The unity of the Security Council is in stark contrast to the disunity of the Iraqi opposition, which has quarreled over procedural details of a proposed Nov. 22 conference in Brussels. These are the guys the Bush wants to lead Iraq post-Saddam? I hope Gen. Tommy Franks has his viceroy outfit all picked out, and that it’s durable, since he’s going to be wearing it for a long time.
After the resolution passed, President Bush spoke from the White House rose garden, saying that Saddam Hussein “will face the severest consequences” if he does not prove his compliance with the UNSC and any interference will be seen as serious and
“The resolution presents the iraqi regime with a test — a final test,” said Bush. “Iraq must now without delay or without negotiations fully disarm. … The regime must allow immediate and unrestricted access to every site, every document and every person identified by inspectors. The old game of cheat and retreat — tolerated at other times — will no longer be tolerated.
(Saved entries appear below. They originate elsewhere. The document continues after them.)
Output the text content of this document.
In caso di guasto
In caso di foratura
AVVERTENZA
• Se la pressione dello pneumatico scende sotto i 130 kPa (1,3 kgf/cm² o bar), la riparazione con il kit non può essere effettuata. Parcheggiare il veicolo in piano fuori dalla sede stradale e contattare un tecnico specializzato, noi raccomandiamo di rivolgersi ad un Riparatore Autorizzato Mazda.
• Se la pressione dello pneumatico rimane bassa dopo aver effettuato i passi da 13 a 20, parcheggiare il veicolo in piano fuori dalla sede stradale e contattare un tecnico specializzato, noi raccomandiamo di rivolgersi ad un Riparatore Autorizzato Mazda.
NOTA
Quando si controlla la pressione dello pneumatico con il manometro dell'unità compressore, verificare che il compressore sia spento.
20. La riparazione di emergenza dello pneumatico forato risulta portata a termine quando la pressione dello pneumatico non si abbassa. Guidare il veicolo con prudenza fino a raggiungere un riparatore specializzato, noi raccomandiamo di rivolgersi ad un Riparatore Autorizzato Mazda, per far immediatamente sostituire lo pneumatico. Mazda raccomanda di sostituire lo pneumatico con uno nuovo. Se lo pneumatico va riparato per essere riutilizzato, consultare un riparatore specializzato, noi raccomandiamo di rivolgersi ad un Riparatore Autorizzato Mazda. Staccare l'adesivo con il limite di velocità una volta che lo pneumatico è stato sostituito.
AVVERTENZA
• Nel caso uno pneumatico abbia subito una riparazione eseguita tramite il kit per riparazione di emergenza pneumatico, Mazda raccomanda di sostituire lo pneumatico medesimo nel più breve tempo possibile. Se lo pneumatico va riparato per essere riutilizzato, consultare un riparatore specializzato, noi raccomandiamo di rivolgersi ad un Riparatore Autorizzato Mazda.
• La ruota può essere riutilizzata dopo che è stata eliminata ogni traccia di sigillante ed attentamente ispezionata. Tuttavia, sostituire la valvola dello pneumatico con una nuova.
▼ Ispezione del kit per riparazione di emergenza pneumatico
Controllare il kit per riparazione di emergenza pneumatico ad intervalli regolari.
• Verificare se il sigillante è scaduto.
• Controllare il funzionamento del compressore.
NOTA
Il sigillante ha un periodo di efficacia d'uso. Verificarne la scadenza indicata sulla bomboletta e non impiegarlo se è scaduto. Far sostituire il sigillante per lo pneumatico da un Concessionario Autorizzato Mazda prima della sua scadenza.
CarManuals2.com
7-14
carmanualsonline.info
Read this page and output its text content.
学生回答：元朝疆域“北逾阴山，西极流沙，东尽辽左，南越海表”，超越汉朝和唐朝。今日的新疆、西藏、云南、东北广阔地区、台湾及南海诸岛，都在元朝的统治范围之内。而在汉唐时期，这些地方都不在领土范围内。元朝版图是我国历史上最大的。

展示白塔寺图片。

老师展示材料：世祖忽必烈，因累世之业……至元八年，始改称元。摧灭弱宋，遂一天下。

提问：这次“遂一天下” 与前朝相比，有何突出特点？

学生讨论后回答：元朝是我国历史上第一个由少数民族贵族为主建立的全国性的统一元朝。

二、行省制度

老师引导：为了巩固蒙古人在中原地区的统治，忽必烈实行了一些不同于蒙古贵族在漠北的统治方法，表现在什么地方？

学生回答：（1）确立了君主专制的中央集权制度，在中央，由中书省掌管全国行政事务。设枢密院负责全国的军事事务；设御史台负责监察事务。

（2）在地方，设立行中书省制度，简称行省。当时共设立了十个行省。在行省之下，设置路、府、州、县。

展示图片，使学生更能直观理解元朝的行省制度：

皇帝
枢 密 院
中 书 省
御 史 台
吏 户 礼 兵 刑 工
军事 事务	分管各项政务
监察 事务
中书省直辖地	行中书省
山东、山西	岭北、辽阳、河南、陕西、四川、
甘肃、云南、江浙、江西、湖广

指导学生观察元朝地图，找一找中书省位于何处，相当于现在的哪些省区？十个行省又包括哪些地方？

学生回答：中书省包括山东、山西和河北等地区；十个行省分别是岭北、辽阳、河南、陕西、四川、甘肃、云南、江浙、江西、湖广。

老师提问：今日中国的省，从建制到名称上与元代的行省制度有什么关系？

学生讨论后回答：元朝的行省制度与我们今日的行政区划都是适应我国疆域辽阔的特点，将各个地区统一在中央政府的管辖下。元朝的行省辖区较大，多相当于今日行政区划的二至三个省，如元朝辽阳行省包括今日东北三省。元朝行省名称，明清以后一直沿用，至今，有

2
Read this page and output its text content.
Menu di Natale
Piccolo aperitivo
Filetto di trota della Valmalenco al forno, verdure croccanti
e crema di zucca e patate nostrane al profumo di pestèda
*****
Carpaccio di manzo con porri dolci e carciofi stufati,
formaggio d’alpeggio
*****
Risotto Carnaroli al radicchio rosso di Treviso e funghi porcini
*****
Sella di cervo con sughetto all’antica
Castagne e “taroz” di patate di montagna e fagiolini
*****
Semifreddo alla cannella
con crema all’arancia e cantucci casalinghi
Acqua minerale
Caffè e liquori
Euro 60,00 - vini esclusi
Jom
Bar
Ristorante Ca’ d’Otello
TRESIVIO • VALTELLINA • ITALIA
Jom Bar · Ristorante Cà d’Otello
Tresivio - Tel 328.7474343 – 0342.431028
“If Iraq fails to fully comply, the United States and the other nations will disarm Saddam Hussein,” he added.
Iraq must indicate by Nov. 15 that it accepts the resolution. By Dec. 8, it must hand over a list of any programs to Hans Blix, the chief weapons inspector. Dec. 23 will see the arrival of inspectors on Iraqi soil, and the inspectors must report back to the United Nations what they’ve found by Feb. 21. It’s important to note that the United States views March as the latest that it could comfortably wage war in the Iraqi desert. Expect a continued build-up of military forces in the Gulf and the Saudis eventually to roll over and allow the use of their air bases now that the U.N. voted unanimously for the resolution. Kuwait and the Kurds are no doubt rejoicing over the strength of the resolution, too.
Bush, in the rose garden, gave no doubt what he thinks will happen: “The outcome of the current crisis is already determined. The full disarmament of Iraq … will occur.” The choice of how, he said, lies with Saddam.